Like all the California posters all you do is insult people who disagree with you.
What's the point of even posting when you don't even use your brain to consider whether I am right in my thinking or not?
Why don't you use your head instead and see the economic path these geniuses have led us on? How can you come to any other conclusion other than that they are clueless?
This man is a complete idiot, and if you believe the Fed can afford to actually raise interest rates in this economic environment, you're crazy too!
Boy now that is pot calling the kettle black, Mr. Personality. I didn't call you any names, I just posted a famous quote, after you called me a complete moron. So Rick I will be delicate, go f... yourself!!!!
By all means keep listening to these wonderful academicians, Greenspan, Bernake, Westbury.
Please show me where Wesbury supported the rate cut policies of Bernanke, and Greenspan and where I supported the policies of Bernanke? Come on Rick, if you want to call names, and pick fights then please back up your accusations with demonstrable facts. I will be waiting for you to find what doesn't exist.
Wesbury has been pounding the Friedman monetary policy creed for years. How do you think Mises, Hayek, Mencken, Sowell and Rothbard would respond to our present state of affairs, or the state of affairs since September, when the Fed started cutting rates? Would they have proposed pumping excessive liquidity into the system, cut rates to the point where the real fed funds rate is negative? If you believe that Rick, then all I can say is pull out your Rothbard, or Sowell, or Mises and start reading again.
Most economists are Keynesyans at heart, and that is what is taught in the Universities. It is garbage incarnate as Keynes believed in bending the rules to accommodate difficult economic circumstances.
Wesbury has been saying for years that the Fed has been too loose with money, and those actions lead to our present state of affairs.

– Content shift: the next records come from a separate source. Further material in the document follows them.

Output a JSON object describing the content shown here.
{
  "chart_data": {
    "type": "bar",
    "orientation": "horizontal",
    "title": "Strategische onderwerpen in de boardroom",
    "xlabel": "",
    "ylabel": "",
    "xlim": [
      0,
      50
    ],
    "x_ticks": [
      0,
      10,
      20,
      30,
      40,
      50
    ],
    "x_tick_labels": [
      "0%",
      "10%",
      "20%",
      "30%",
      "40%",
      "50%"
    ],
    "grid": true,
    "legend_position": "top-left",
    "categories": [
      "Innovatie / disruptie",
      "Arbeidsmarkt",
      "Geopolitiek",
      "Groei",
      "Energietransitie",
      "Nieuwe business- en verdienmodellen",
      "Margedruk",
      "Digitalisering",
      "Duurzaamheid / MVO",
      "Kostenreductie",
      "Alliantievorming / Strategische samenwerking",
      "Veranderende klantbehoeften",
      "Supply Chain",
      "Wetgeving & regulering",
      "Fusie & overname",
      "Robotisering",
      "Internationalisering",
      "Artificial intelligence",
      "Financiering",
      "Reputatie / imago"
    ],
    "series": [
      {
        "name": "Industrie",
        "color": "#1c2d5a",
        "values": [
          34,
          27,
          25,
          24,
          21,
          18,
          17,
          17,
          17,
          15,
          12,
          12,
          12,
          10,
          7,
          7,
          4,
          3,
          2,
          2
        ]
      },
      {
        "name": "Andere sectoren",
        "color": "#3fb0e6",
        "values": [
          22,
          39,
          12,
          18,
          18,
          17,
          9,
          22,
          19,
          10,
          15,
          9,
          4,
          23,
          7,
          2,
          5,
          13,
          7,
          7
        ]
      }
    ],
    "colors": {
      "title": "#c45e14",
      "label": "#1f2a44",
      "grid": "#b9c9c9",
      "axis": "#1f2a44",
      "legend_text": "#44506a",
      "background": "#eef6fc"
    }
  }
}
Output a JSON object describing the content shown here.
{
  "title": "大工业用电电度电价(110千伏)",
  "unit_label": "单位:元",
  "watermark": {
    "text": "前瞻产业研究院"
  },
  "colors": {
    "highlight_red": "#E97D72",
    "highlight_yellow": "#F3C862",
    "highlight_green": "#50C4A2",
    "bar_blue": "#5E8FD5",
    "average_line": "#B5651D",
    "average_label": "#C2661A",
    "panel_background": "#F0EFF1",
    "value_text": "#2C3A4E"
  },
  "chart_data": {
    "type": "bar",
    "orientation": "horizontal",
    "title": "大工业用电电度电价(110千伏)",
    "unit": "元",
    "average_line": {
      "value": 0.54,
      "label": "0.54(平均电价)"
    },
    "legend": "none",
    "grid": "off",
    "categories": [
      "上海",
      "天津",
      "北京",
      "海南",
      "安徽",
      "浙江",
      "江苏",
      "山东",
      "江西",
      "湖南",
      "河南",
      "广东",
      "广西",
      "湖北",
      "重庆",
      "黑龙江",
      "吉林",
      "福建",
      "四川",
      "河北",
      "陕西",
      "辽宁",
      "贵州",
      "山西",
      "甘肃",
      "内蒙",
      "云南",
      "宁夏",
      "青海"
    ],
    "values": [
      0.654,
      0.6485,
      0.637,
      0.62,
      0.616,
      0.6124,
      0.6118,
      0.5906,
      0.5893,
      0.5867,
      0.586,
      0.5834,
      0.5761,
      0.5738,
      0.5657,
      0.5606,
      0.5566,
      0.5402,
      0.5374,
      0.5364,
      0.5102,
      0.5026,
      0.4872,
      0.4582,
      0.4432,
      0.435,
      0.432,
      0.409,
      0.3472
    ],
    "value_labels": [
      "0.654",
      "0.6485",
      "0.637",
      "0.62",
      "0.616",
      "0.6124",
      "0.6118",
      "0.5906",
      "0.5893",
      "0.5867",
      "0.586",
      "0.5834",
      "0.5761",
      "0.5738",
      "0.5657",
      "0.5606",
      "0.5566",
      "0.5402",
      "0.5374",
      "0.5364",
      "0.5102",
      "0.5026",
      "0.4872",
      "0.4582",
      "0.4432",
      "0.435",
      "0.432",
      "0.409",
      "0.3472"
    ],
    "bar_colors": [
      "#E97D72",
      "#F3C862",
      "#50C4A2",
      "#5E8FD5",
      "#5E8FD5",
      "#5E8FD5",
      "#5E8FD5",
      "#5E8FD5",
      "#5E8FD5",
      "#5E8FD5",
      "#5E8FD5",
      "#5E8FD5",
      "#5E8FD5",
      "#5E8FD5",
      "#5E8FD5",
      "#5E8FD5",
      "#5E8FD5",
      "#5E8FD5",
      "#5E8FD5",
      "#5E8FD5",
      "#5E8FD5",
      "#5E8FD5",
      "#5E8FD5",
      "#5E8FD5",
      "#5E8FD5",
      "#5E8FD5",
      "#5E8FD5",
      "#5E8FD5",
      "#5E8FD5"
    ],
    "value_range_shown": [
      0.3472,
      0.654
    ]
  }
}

The loose money lead to $130 a barrel, a housing bubble like no other, commodity prices running out of control, gold at $1000 an ounce. How you take what Wesbury is saying and turn him into a neo-Keynesian boggles the mind. He is the opposite of a Keynesian.
His whole point Rick, and if you would go back and read it again is this. The gas crisis of the '70's and the high inflation of the '70's, just like the high gas prices and high inflation today are functions of loose monetary policy. His point is very simple Rick, whenever the Fed Funds rate falls below the Core PPI, you will set off a round of rapid inflation. It happened in the late '70's, and it took 2+ years of aggressive inflation fighting monetary policy by Paul Volker to get it under control. It happened again in 2003 when Greenspan cut rates to 1%, below the core PPI, and WHAM. Gold went through the roof, and housing inflation (which is not measured by the CPI) went through the roof, and commodities have have had their single longest bull market ever, with virtually every commodity at all-time highs.
The only thing that the country can do is try to rebuild it's standing by stopping the current inflation by not printing so much money!
Earth to McFly, what do you think Wesbury is saying?
I don't care what the man's bio says. He doesn't understand economics well enough to make an economy work in the real world, he only knows enough to impress other academics who also think they are economists but are actually failures.
Too all Laker fans, I accused you all of hubris a few weeks back. I apologize, this is the absolute description of hubris.
That is what is causing inflation, the easy monetary policy in the US fueled a world-wide boom, most note-ably in China, India as well as Taiwan, Korea and Japan.
Rick, I don't think the Japanese Prime Minister or the Japanese people got that memo.
Raising interest rates now would be suicide, since the housing market was the only thing in the US that benefited from the easy money policy- along with the stock market. Now that both those bubbles have burst, both houses and stocks are now subject to a massive re-valuation. Raising interest rates will only serve to force these revaluations even lower.
Rick, please detail for me what has happened since September 18 (happy birthday JN) when the Fed began this rate cutting cycle? Please show me how all of these rate cuts have actually turned the horrible housing market around. Have mortgage rates fallen? Have home price increased? Has the months of inventory gone down? Have permits, home starts, pending sales, sales of existing homes, or any other meaningful measurement improved since the Fed started cutting rates? The fed rates cuts since September have done nothing for housing, so please explain to me how raising rates is going to destroy housing. The problem in housing is not high rates, the problem in housing is that home prices and inventory are too high, which has lead to record amounts of foreclosures, which had made that paper worthless, and made it cheaper and easier for homeowners to walk away from bad mortgages and get the same home for much less money just down the street.
What has happened to the price of oil since the rate cut started? It was about $73 a barrel, and today it is $130+. Has there been a massive increase in demand since mid-September, or has the supply fallen drastically? Raise rates, strengthen the $, and oil will fall, and so will virtually every other commodity.
On October 1, just after the first rate cut the Dow was at 14,147.30, and on June 11, 2008 the Dow was at 12,116.58. That is a drop of 2030 points a drop of 16.9%. So the Fed rate cuts didn't help the stock market.
Wesbury has been saying this all along, and that is what happened.